Available research suggests that media and communications professionals should consider media codes of practice and the Mindframe guidelines when choosing to report or communicate about self-harm.
The following Mindframe recommendations will support media when communicating about self-harm.
Self-harm refers to a person intentionally causing pain or damage to their own body. This behaviour may be motivated as a way of expressing or controlling distressing feelings or thoughts.
Self-harm and suicide are distinct and separate acts although some people who self-harm are at an increased risk of suicide.
Acts of self-harm should always be taken seriously as they can be physically dangerous and may indicate an underlying mental health issue.
Recommendations for reporting on self-harm
- Minimise detailed description of methods. If it is important to the story, discuss the method in general terms such as ‘self-harm’ or ‘self-injury’. Explicit depictions of self-harm have been linked to copycat behaviour and methods of self-harm are often similar or the same as methods of suicide.
- Ensure there is accuracy and balance. Balanced reporting that provides insight into the realities of self-harm can increase community understanding and reduce the stigma associated with self-harm.
- Reduce the prominence of a story. Place the story on the inside pages of a newspaper or further down the order of broadcast reports and remove ‘self-harm’ from headlines.

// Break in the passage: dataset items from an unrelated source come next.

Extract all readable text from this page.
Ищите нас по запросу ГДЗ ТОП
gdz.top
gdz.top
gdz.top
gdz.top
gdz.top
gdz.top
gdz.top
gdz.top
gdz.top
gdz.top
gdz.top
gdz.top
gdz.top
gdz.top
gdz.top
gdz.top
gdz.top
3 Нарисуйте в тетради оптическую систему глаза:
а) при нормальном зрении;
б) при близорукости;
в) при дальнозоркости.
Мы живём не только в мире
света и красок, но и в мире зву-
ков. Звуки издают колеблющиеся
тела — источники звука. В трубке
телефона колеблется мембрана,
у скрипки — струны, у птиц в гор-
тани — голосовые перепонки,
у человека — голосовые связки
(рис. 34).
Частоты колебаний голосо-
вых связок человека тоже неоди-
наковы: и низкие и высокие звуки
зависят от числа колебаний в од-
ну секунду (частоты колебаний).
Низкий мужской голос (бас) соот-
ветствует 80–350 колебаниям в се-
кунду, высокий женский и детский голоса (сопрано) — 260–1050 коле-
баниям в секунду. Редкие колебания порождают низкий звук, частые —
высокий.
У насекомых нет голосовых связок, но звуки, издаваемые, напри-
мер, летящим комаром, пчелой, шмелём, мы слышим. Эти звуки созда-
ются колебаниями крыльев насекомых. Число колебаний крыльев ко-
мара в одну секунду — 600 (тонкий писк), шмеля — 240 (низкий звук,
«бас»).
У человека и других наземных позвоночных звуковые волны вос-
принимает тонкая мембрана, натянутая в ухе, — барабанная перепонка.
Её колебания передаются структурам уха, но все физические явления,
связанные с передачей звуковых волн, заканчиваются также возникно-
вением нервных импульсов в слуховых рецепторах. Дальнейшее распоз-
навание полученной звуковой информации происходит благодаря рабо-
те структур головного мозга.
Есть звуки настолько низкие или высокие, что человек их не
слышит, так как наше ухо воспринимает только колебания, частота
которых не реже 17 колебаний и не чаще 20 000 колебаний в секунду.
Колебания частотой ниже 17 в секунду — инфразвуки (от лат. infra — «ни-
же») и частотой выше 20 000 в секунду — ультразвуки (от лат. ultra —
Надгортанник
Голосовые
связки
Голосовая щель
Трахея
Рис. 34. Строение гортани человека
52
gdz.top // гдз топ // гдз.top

- Take care not to perpetuate inaccurate stereotypes. This includes stereotypes such as people self-harming to manipulate others or situations, attract attention, feign suicide, or belong to a subculture as this can lead to negative community attitudes and stigma.
- Use appropriate language. Take care not to use colloquialisms or terminology out of context. Referring to self-harm as a ‘fad’ or ‘phase’ can minimise the seriousness of the issue. Separate a person from their behaviour, as using labels to describe people as ‘cutters’ or ‘self-harmers’ can increase stigma.
- Include help-seeking information. This provides support options for people who may be distressed or prompted to seek help following the story.